The other day, while mooching around Facebook, I read an article about teens and 'tweens and a guy commented, "I wish the word 'tween could be excised from our vocabularies!" My guess? This guy is NOT the parent of a 'tween. It's a word that describes the 9 - 13-year-old set pretty perfectly. They're not little kids. They're not teenagers. They're stuck in this uncomfortable, awkward, 'in between' stage of life, where they're trying hard to fit in and find their way and be independent... but they still need their mommies and daddies for, oh, so many things (and not just money).
I am the mother of such a creature. I've dreaded these years, truth be told. My own 'tween years were horrid, really. Middle school was a nightmare. I was uncomfortable in my own skin, which was stretched over too-big bones (specifically, a too-big nose that caused me more grief than I care to recall, much of which was brought on by yours truly), and covering a quivering mass of insecurities and worry about every friggin' thing in my line of sight. For example, I remember convincing myself I had scoliosis and was going to have to wear one of those awful back braces for my entire middle school and high school career. I used to stand in front of my mirror, looking for the curve in my spine that would spell the demise of my (non-existent) social life, trying to figure out how I could keep it from my parents and still not wind up looking like Quasimodo. As I say, nightmare.
Ryan, however, doesn't seem to have the same bad dreams I had. Oh, don't get me wrong, she has her own list of insecurities, but, so far anyway, they don't seem to be debilitating. Her reaction to the realization that she'd inherited her nose from me? "Well, you grew into yours, so I'm sure I'll grow into mine. Eventually." Heh. She's got this amazing sense of self that I never had... hell, I'm not sure I have it yet! And she's absolutely blossoming in middle school. She's working out that not everything will come easily to her (math) and that she's going to have to work harder at some things than others (math) but that she really can do it (math) if she keeps a positive attitude. She's finding new things that interest her and she's surrounded herself with a group of friends who seem to be, in general, supportive and encouraging, not back-stabbing and mean, as girls this age can often be. She's taking on new responsibilities at home and at school and she's managing everything without stress or whining (mostly). She handles disappointments (lots of them to do with her father) with dignity and grace (mostly).
She's growing up.
I'm happy for her and I'm so very proud of her but I'm still a little scared of what's to come. Because along with all that good stuff, I know there will be days (as there are now and have been since she turned 3) when I want to kick her butt into tomorrow. It's only been in the past few weeks that I seem to be able to embarrass her without even trying (I've been able to do it intentionally for a long time now!).
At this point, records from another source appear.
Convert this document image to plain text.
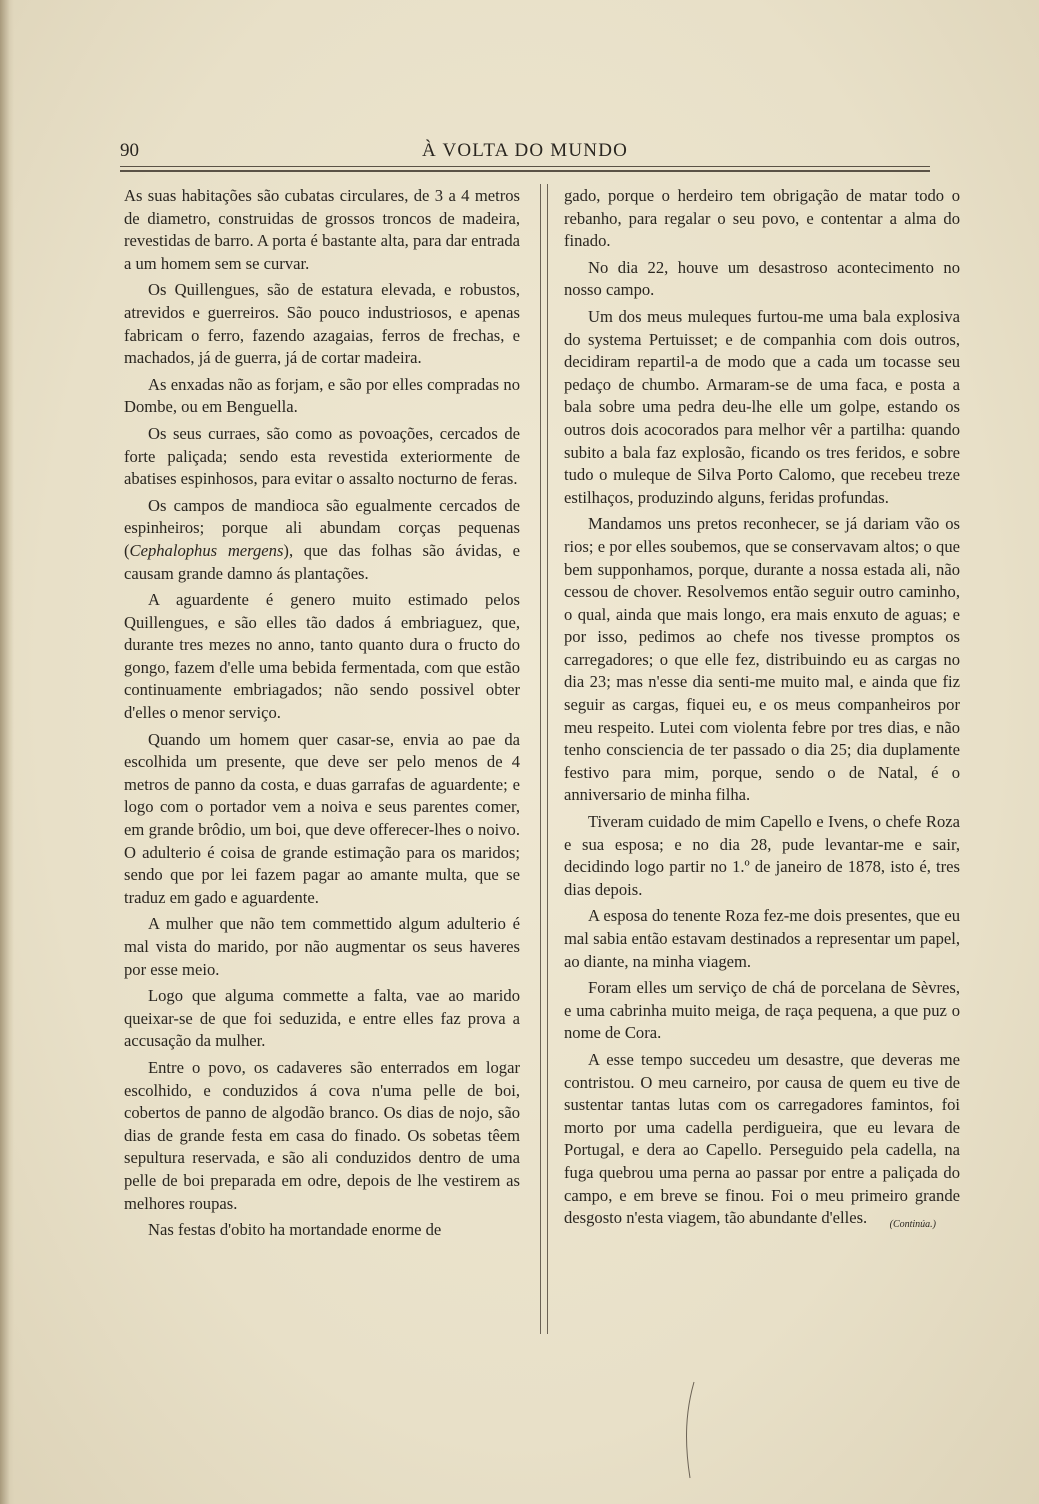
90	À VOLTA DO MUNDO

As suas habitações são cubatas circulares, de 3 a 4 metros de diametro, construidas de grossos troncos de madeira, revestidas de barro. A porta é bastante alta, para dar entrada a um homem sem se curvar.

Os Quillengues, são de estatura elevada, e robustos, atrevidos e guerreiros. São pouco industriosos, e apenas fabricam o ferro, fazendo azagaias, ferros de frechas, e machados, já de guerra, já de cortar madeira.

As enxadas não as forjam, e são por elles compradas no Dombe, ou em Benguella.

Os seus curraes, são como as povoações, cercados de forte paliçada; sendo esta revestida exteriormente de abatises espinhosos, para evitar o assalto nocturno de feras.

Os campos de mandioca são egualmente cercados de espinheiros; porque ali abundam corças pequenas (Cephalophus mergens), que das folhas são ávidas, e causam grande damno ás plantações.

A aguardente é genero muito estimado pelos Quillengues, e são elles tão dados á embriaguez, que, durante tres mezes no anno, tanto quanto dura o fructo do gongo, fazem d'elle uma bebida fermentada, com que estão continuamente embriagados; não sendo possivel obter d'elles o menor serviço.

Quando um homem quer casar-se, envia ao pae da escolhida um presente, que deve ser pelo menos de 4 metros de panno da costa, e duas garrafas de aguardente; e logo com o portador vem a noiva e seus parentes comer, em grande brôdio, um boi, que deve offerecer-lhes o noivo. O adulterio é coisa de grande estimação para os maridos; sendo que por lei fazem pagar ao amante multa, que se traduz em gado e aguardente.

A mulher que não tem commettido algum adulterio é mal vista do marido, por não augmentar os seus haveres por esse meio.

Logo que alguma commette a falta, vae ao marido queixar-se de que foi seduzida, e entre elles faz prova a accusação da mulher.

Entre o povo, os cadaveres são enterrados em logar escolhido, e conduzidos á cova n'uma pelle de boi, cobertos de panno de algodão branco. Os dias de nojo, são dias de grande festa em casa do finado. Os sobetas têem sepultura reservada, e são ali conduzidos dentro de uma pelle de boi preparada em odre, depois de lhe vestirem as melhores roupas.

Nas festas d'obito ha mortandade enorme de

gado, porque o herdeiro tem obrigação de matar todo o rebanho, para regalar o seu povo, e contentar a alma do finado.

No dia 22, houve um desastroso acontecimento no nosso campo.

Um dos meus muleques furtou-me uma bala explosiva do systema Pertuisset; e de companhia com dois outros, decidiram repartil-a de modo que a cada um tocasse seu pedaço de chumbo. Armaram-se de uma faca, e posta a bala sobre uma pedra deu-lhe elle um golpe, estando os outros dois acocorados para melhor vêr a partilha: quando subito a bala faz explosão, ficando os tres feridos, e sobre tudo o muleque de Silva Porto Calomo, que recebeu treze estilhaços, produzindo alguns, feridas profundas.

Mandamos uns pretos reconhecer, se já dariam vão os rios; e por elles soubemos, que se conservavam altos; o que bem supponhamos, porque, durante a nossa estada ali, não cessou de chover. Resolvemos então seguir outro caminho, o qual, ainda que mais longo, era mais enxuto de aguas; e por isso, pedimos ao chefe nos tivesse promptos os carregadores; o que elle fez, distribuindo eu as cargas no dia 23; mas n'esse dia senti-me muito mal, e ainda que fiz seguir as cargas, fiquei eu, e os meus companheiros por meu respeito. Lutei com violenta febre por tres dias, e não tenho consciencia de ter passado o dia 25; dia duplamente festivo para mim, porque, sendo o de Natal, é o anniversario de minha filha.

Tiveram cuidado de mim Capello e Ivens, o chefe Roza e sua esposa; e no dia 28, pude levantar-me e sair, decidindo logo partir no 1.º de janeiro de 1878, isto é, tres dias depois.

A esposa do tenente Roza fez-me dois presentes, que eu mal sabia então estavam destinados a representar um papel, ao diante, na minha viagem.

Foram elles um serviço de chá de porcelana de Sèvres, e uma cabrinha muito meiga, de raça pequena, a que puz o nome de Cora.

A esse tempo succedeu um desastre, que deveras me contristou. O meu carneiro, por causa de quem eu tive de sustentar tantas lutas com os carregadores famintos, foi morto por uma cadella perdigueira, que eu levara de Portugal, e dera ao Capello. Perseguido pela cadella, na fuga quebrou uma perna ao passar por entre a paliçada do campo, e em breve se finou. Foi o meu primeiro grande desgosto n'esta viagem, tão abundante d'elles.	(Continúa.)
I've worked out that if her friends are around, I walk a very thin line... pretty much everything I say or do could cause me to fall on the wrong side of the line and subject me to eye-rolling, disgusted looks, and exasperated whines of "Mo-om!"
But I'll take that stuff. Because at night, she still wants me to tuck her in. She still wants me to cuddle with her and just talk for a few minutes before she falls asleep. It won't always be that way, I know. But for now, she's a 'tween. And all is as it should be.
My girl at her first cross country meet yesterday. She? Rocks.